Sorting an array containing N integers using the Selection Sort algorithm. Write a program that performs this sorting operation.

Example:-

Given the array: [64, 25, 12, 22, 11]

• Pass 1: Find the smallest (11) and swap with the first element → [11, 25, 12, 22, 64]
• Pass 2: Find the smallest (12) in the remaining →[11, 12, 25, 22, 64]
• Pass 3: Find the smallest (22) → [11, 12, 22, 25, 64]
• Pass 4: Find the smallest (25) → [11, 12, 22, 25, 64]
• The array is now sorted.:

Solution

Note: Before diving into the solution, give it a try yourself!

Approach:

Here’s a breakdown of how the Selection Sort algorithm works:

1) Define the Unsorted Range: An outer loop (let's call it i) marks the starting point of the unsorted section of the array. This loop runs from 0 t0 n−1. For example, when i is 0, the entire array is unsorted; when i is 1, the unsorted range starts from index 1, and so on.

2) Identify the Minimum Element: In each iteration of the outer loop, an inner loop searches for the smallest element within the current unsorted portion of the array.

3) Swap Elements: After locating the smallest element, it is swapped with the first element of the unsorted section (the element at index i).

4) Increment the Range: After each pass, the portion of the array up to index i becomes sorted. Thus, i is incremented by 1, which reduces the unsorted range for the next iteration.
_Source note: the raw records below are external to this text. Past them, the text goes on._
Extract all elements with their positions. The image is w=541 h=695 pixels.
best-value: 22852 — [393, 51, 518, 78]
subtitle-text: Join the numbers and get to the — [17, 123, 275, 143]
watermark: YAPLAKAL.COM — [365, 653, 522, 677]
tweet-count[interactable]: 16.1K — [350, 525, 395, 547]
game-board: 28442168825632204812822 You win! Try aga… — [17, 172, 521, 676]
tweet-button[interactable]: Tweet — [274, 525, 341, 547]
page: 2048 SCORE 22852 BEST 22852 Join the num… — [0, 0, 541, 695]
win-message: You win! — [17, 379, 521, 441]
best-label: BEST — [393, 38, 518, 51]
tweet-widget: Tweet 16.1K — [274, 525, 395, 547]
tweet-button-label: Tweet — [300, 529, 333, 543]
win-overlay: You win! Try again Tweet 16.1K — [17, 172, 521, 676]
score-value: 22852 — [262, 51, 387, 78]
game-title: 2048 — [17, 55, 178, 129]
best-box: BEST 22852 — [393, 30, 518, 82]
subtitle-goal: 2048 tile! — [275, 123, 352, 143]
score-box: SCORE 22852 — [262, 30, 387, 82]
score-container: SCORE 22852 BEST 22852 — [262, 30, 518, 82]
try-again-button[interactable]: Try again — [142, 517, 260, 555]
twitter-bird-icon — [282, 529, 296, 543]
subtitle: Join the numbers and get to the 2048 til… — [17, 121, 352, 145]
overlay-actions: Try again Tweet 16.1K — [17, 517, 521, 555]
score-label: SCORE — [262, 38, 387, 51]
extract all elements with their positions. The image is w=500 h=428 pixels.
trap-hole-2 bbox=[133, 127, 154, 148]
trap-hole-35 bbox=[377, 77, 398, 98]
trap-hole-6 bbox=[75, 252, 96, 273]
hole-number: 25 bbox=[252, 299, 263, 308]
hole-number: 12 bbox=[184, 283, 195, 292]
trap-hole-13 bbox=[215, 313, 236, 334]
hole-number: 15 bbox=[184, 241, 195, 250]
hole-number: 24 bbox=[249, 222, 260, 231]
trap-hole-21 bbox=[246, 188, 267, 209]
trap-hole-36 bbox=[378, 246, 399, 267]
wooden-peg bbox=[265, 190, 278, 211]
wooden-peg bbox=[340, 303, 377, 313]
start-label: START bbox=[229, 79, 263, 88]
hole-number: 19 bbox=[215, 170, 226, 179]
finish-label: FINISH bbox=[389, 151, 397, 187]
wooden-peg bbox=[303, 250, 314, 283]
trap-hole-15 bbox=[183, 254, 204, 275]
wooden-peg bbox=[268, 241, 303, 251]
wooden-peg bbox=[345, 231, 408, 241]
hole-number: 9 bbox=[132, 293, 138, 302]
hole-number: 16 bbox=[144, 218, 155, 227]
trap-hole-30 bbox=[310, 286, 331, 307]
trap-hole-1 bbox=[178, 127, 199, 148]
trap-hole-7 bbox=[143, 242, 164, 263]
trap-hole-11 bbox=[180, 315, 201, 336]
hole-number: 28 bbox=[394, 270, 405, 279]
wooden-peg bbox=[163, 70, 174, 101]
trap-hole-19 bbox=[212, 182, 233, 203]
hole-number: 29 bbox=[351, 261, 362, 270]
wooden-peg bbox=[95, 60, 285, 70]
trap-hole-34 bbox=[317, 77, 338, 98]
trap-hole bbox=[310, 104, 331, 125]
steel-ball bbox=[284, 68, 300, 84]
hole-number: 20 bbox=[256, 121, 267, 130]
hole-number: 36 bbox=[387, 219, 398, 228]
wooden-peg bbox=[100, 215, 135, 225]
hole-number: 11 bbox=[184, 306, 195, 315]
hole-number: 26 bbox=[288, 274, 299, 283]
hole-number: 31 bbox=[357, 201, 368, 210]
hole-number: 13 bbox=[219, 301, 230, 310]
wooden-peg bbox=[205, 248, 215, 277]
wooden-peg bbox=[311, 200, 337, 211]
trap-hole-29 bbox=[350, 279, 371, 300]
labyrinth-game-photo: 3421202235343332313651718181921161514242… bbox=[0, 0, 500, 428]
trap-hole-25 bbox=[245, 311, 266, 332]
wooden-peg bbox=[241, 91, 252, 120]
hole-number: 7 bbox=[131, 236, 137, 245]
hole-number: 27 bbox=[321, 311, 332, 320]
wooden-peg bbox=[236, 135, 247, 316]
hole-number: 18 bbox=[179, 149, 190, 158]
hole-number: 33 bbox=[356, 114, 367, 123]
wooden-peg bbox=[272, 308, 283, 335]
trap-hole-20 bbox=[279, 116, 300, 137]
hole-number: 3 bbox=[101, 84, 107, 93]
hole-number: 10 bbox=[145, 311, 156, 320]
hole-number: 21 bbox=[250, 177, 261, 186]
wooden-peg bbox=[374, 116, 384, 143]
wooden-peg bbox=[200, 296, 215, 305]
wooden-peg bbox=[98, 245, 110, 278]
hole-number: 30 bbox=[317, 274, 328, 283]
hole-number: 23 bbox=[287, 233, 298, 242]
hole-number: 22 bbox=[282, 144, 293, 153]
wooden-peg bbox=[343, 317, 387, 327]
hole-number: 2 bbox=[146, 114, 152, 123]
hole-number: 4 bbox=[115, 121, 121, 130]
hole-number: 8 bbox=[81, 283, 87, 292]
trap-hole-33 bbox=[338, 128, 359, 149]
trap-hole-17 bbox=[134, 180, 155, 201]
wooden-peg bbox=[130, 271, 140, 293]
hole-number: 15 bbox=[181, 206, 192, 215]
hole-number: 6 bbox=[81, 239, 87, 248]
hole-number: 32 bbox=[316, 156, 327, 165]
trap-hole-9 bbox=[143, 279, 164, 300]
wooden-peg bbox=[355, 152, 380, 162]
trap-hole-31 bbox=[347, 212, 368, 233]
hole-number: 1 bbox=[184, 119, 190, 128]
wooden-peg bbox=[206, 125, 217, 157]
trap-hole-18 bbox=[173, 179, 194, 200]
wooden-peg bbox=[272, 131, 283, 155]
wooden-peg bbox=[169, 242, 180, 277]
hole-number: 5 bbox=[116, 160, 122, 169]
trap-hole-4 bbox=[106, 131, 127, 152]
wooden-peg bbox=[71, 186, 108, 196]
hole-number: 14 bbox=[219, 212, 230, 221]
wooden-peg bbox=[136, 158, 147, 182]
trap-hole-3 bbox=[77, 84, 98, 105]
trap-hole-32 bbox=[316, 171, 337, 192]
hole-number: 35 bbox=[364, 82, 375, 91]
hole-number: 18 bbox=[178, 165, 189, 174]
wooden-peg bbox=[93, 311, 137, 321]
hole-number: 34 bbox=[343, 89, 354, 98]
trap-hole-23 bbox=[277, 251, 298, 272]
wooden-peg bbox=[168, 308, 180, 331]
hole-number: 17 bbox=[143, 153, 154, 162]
The inner loop, denoted by j, is responsible for finding the minimum element within the range from i to n−1.

Dry run:

The following dry run will clarify the concepts:

Assume the given array is: {7, 5, 9, 2, 8}

Outer loop iteration 1:
The range will be the whole array starting from the 1st index as this is the first iteration. The minimum element of this range is 2(found using the inner loop).

Outer loop iteration 2:
The range will be from the [2nd index to the last index] as the array is sorted up to the first index. The minimum element of this range is 5(found using the inner loop).

Outer loop iteration 3:
The range will be from the [3rd index to the last index]. The minimum element of this range is 7(found using the inner loop).

Outer loop iteration 4:
The range will be from the [4th index to the last index]. The minimum element of this range is 8(found using the inner loop).
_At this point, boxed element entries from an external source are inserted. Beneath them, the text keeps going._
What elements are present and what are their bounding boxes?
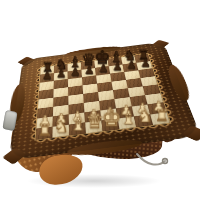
white-knight[interactable]: ♞	[137, 108, 152, 125]
black-pawn[interactable]: ♟	[42, 70, 52, 81]
product-photo-scene: ♜♞♝♛♚♝♞♜♟♟♟♟♟♟♟♟♟♟♟♟♟♟♟♟♜♞♝♛♚♝♞♜	[0, 0, 200, 200]
white-bishop[interactable]: ♝	[69, 116, 85, 134]
white-king[interactable]: ♚	[101, 107, 121, 130]
square-b1[interactable]: ♞	[52, 125, 69, 138]
black-pawn[interactable]: ♟	[126, 59, 136, 70]
square-f1[interactable]: ♝	[118, 116, 137, 129]
white-rook[interactable]: ♜	[154, 107, 168, 123]
square-g1[interactable]: ♞	[134, 114, 153, 127]
black-pawn[interactable]: ♟	[70, 66, 80, 77]
black-pawn[interactable]: ♟	[112, 61, 122, 72]
black-pawn[interactable]: ♟	[84, 65, 94, 76]
white-bishop[interactable]: ♝	[120, 109, 136, 127]
square-a1[interactable]: ♜	[36, 127, 53, 140]
black-pawn[interactable]: ♟	[98, 63, 108, 74]
table-top: ♜♞♝♛♚♝♞♜♟♟♟♟♟♟♟♟♟♟♟♟♟♟♟♟♜♞♝♛♚♝♞♜	[9, 42, 200, 161]
latch-hook-icon	[134, 151, 170, 173]
white-knight[interactable]: ♞	[53, 119, 68, 136]
white-rook[interactable]: ♜	[37, 122, 51, 138]
black-pawn[interactable]: ♟	[140, 57, 150, 68]
black-pawn[interactable]: ♟	[56, 68, 66, 79]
So, after 4 iterations(i.e. n-1 iterations where n = size of the array), the given array is sorted.

CODE  

#include<iostream>

using namespace std;
void selection_sort(int arr[], int n) {
  // selection sort
  for (int i = 0; i < n - 1; i++) {
    int mini = i;
    for (int j = i + 1; j < n; j++) {
      if (arr[j] < arr[mini]) {
        mini = j;
      }
    }
    int temp = arr[mini];
    arr[mini] = arr[i];
    arr[i] = temp;
  }

  cout << "After selection sort: " << "\n";
  for (int i = 0; i < n; i++) {
    cout << arr[i] << " ";
  }
  cout << "\n";

}
int main() {
  int arr[] = {13,46,24,52,20,9};
  int n = sizeof(arr) / sizeof(arr[0]);
   cout << "Before selection sort: " << "\n";
   for (int i = 0; i < n; i++) {
    cout << arr[i] << " ";
  }
  cout << "\n";
  selection_sort(arr, n);
  return 0;
  }

OUTPUT  

Before selection sort:
13 46 24 52 20 9

After selection sort:
9 13 20 24 46 52

Time Complexity: O(N²) for the best, worst, and average cases.

Reason: The outer loop, indexed by i, runs from 0 to n-2, resulting in n-1 iterations. For each i, the inner loop indexed by j runs from i to n-1. Specifically, for i = 0, the inner loop runs n-1 times; for i = 1, it runs n-2 times; and so forth. The total number of steps can be expressed as:
(n−1)+(n−2)+(n−3)+…+3+2+1

This summation is approximately the sum of the first n natural numbers, given byn(n+1)/2. Therefore, the precise time complexity can be simplified to O(n*n).Here, n refers to the size of the array.

Space Complexity: O(1)